Proposta em Vias e Fato 29-A Viagem(continuação)

Cada um no seu carro. Chegaram juntos ao local. Lídia estacionou e foi adiantando na entrada ao Bar, conhecia ali desde “outros carnavais”, não sabia porque, mas o recinto vez ou outra servia como refúgio para conversas informais com amigos, até com os pais. Conhecia o pessoal todo: garçons, funcionários do caixa e pessoal da cozinha. Visitava-a, adorava vê-los preparando os aperitivos, principalmente o famoso escondidinho de carne seca, prato da casa. Foi o “pedido” do dia.

No ínterim de Lídia dizer o que queria para lambiscar, Cortez chegou. Havia sentado em lugar escolhido (por ele), esguio, decidindo sempre um passo à frente da mulher que queria como sua. Lídia, assim que o avistou, inconscientemente retomou a conduta de subserviência às decisões dele, indo ocupar assento à mesa escolhida.

Na chegada, Cortez arriscou na brincadeira:

____Porque escolheu este local? nome convidativo para reflexão...Zidani...Seria aqui o palco de enfrentamentos parecidos aos da cena histórica entre o francês Zinedine Zidane em campo, que perdeu a cabeça e encontra o peito do jogador Materazzi na última partida da sua carreira? Deu uma risadinha.

Lídia, nessas alturas estava sentada, de frente com ele, respondeu em meio a um tom sereno, sem o ímpeto de querer continuar com resposta picante:

____Meu amigo, corro destas freqüências. Tenho encontrado dificuldades no acesso à transa com a violência, seja ela de qualquer modalidade. Venho aqui porque gosto do lugar, aqui tem um “quê” , me deixa aberta à fala sincera, o pessoal é hospitaleiro, e só. Digo a você que participei muito de falas envolvendo violência, mas no campo emocional, palavras...palavras. Falei e ouvi muitas delas que provocou rachaduras profundas na confiança que mantinha com pessoas íntimas, que partiram. Hoje estou a fim de deixar a memória de lado. Vamos lá, fale-me de você.

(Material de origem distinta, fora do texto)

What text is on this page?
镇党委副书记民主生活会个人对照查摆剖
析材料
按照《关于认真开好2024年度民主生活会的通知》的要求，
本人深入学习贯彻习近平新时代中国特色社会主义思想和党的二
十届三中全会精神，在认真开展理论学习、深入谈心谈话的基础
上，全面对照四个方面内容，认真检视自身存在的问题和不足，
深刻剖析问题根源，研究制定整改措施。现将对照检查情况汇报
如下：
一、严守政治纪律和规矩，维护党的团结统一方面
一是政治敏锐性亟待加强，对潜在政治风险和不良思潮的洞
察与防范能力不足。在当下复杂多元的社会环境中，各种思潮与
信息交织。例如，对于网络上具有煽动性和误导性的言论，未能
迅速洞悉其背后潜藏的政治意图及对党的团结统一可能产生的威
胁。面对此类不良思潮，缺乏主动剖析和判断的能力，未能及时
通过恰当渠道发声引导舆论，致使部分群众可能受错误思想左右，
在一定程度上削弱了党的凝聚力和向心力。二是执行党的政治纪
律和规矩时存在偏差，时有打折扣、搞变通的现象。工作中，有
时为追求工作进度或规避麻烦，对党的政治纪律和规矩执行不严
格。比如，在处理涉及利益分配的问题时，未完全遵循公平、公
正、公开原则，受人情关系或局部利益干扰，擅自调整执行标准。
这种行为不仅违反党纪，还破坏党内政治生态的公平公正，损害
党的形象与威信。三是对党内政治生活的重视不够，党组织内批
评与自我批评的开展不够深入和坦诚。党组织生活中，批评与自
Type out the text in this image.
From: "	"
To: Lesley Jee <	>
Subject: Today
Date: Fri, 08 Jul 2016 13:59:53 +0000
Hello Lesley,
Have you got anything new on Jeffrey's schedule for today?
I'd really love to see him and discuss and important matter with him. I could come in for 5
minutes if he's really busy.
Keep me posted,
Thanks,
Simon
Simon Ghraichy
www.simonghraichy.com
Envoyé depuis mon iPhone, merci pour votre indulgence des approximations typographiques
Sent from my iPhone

Ele, que havia pedido de propósito suco de laranja, bebia-o, que depois de alguns goles e segundos de silêncio, olhando daquele jeito nos olhos de Lídia, disse:

____Estou assim, mudo. Não consigo raciocinar. Quanto mais defino a estrada, você enche-a de flores, rosas, crisântemos, até orquídeas. Coisa que é difícil para mim, por isso a dependência que tornou você para meu sentido de felicidade. Você não sabe como foram meus dias, noites que não consegui ao menos distrair com outra numa transa informal. Olha que não deitei contigo ainda!

Enquanto Lídia mantinha-se em silêncio, continuo:

_____Vi, certa vez num livro do física quântica, o desenho feito por M.C.Escher tentando explicar pela arte a questão da realidade imanente do papel, onde as mãos direita e esquerda desenham uma a outra, que na realidade nenhuma poderia fazer o desenho; uma deu impressão de desenhar a outra. Mas foi preciso que o desenhista, de fora, desenhasse ambas.

Ajeitou-se na cadeira e aproximou seu olhar no dela, arrematando a explicação, que vinha do coração:

____ Dizem que somos constituídos de corpos: físico, sutil,instintivo, mental e espiritual,encontrando todos num contexto de hierarquias entrelaçadas. Como observador, vejo nossa estrada como estas mãos entrelaçadas, corpos e almas que tem tudo para dar certo em futuro que dependerá de nós a escrita. Continuou: “Nenhuma mulher fugiu de mim; por medo, rejeição, ou indiferença, fui eu quem deu fim aos relacionamentos; não dava tempero, a relação era salobra. Mas no horizonte, com você, vejo planícies forradas de bem aventurança, apesar das intempéries que não estaremos ilesos, a condição humana cumprirá em nós, como em qualquer um.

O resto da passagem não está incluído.